Arguments for ground war -- HUH?

Charles Jannuzi jannuzi at edu00.f-edu.fukui-u.ac.jp
Thu Nov 1 21:37:44 PST 2001


Hope no one counts me as one favoring a ground war or as trying to offer advice on how to go about it.

I was just trying to clarify why Bush will continue with the horrendous air war--because there are think tankers, Pentagon people, and even people like Powell who believe that air power (totally uncontested) can prevail on the ground.

People have speculated what motivates suicide attacks. I think pictures of the carnage US air power wreaked against the fleeing Iraqi army (many of them conscripts) may well have embittered OBL and Arabs against the US. Of course they buried them in the trenches, too, but we didn't see this taking place in Time magazine. I remember at the time there was speculation that Powell turned the fly boys loose like that because the entire military wanted revenge for the Scuds that killed the Army reservists from Washington, PA.

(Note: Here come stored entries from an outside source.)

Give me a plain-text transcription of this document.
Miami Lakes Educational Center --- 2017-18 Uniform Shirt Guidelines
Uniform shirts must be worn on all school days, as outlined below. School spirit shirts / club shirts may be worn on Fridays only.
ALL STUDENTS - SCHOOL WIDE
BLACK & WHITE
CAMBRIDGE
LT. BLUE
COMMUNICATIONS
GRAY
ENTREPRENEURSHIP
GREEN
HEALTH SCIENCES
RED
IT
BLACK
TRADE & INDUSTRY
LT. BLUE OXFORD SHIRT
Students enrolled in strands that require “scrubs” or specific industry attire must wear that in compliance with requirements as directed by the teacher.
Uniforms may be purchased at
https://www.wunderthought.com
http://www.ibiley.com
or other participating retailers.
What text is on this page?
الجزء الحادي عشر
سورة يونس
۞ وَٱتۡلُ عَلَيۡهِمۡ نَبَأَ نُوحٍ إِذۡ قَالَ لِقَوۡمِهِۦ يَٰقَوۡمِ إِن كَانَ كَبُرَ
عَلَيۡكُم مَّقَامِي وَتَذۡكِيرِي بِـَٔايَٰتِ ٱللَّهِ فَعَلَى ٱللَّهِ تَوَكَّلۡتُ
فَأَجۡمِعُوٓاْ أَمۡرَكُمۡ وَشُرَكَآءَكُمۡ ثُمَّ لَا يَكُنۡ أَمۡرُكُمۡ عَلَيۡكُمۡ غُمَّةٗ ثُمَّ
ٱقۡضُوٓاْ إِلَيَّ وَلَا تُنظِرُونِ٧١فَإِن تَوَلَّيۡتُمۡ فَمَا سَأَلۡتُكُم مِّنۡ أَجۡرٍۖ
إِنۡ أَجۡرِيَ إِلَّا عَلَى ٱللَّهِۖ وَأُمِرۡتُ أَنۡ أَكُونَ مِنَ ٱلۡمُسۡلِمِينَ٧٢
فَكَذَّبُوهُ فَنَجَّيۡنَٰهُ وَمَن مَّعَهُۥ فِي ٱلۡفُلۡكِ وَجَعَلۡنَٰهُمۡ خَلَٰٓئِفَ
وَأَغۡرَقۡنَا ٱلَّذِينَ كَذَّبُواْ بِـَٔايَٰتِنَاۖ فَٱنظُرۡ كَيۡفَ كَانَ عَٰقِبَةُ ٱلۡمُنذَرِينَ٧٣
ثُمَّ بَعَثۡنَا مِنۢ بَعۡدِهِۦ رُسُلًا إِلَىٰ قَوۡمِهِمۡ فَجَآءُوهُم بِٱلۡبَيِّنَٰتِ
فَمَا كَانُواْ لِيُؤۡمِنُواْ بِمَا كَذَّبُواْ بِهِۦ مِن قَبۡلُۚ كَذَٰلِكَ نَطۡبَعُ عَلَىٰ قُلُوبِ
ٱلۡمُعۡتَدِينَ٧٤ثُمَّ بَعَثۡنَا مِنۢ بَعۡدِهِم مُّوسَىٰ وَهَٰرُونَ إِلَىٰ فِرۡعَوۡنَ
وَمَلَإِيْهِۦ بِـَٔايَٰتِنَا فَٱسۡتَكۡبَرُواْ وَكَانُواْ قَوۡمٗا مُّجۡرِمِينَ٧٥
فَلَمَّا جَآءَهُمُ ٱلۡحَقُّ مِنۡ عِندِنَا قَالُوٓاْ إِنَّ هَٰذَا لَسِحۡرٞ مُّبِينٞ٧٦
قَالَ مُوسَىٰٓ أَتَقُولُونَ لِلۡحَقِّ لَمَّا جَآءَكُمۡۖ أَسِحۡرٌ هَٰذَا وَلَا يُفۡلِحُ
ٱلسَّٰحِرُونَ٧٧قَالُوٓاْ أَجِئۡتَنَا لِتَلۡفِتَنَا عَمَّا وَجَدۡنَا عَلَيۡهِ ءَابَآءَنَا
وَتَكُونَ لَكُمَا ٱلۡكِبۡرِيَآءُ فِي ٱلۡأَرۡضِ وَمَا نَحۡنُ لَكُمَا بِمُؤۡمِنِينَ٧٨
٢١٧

The questions to ask now include: Will a continued air campaign truly break the Taliban? Will it turn most of the Pashtun against the US?

If it doesn't break the Taliban around their strongholds anytime soon, the US's war position becomes even more untenable. Air power alone might not do it, but the US would be extremely reluctant to commit ground troops to anything other than propaganda efforts (to show the people back home they were having success) and to help the ailing Northern Alliance (like instructing them how to call in the bombers better, since it would the guys at the very front who in many cases could best spot Taliban positions and laser-guide fire onto them).

On the other hand, let's suppose the US says, well, we do have to go in there on the ground. If they do, they'll want to do it with absolutely over-whelming forces--like they did against Iraq. That's tough to do in a land-locked country, since the heavy stuff requires ship transport.

As for anti-war movements, the war has already started and Bush might respond to opinion polls but there isn't anything much democratic about foreign policy or the use of military force.

I'm waiting for the reckoning that comes later. The Democrats will have to put together some campaign, to contest Congressional positions and to contest the White House. But they can't do that from the loyal opposition stance. That is also when, with an ailing economy, and the realization the federal national security state doesn't give a toss about most Americans, that is when the revulsion and recriminations start.

Who knows. Perhaps this could be an era that sees a major re-alignment of the political establishment. Perhaps a true center left social democratic party could arise. A bloodless, velvet revolution for the holdout superpower empire.

Gotta have something to dream about.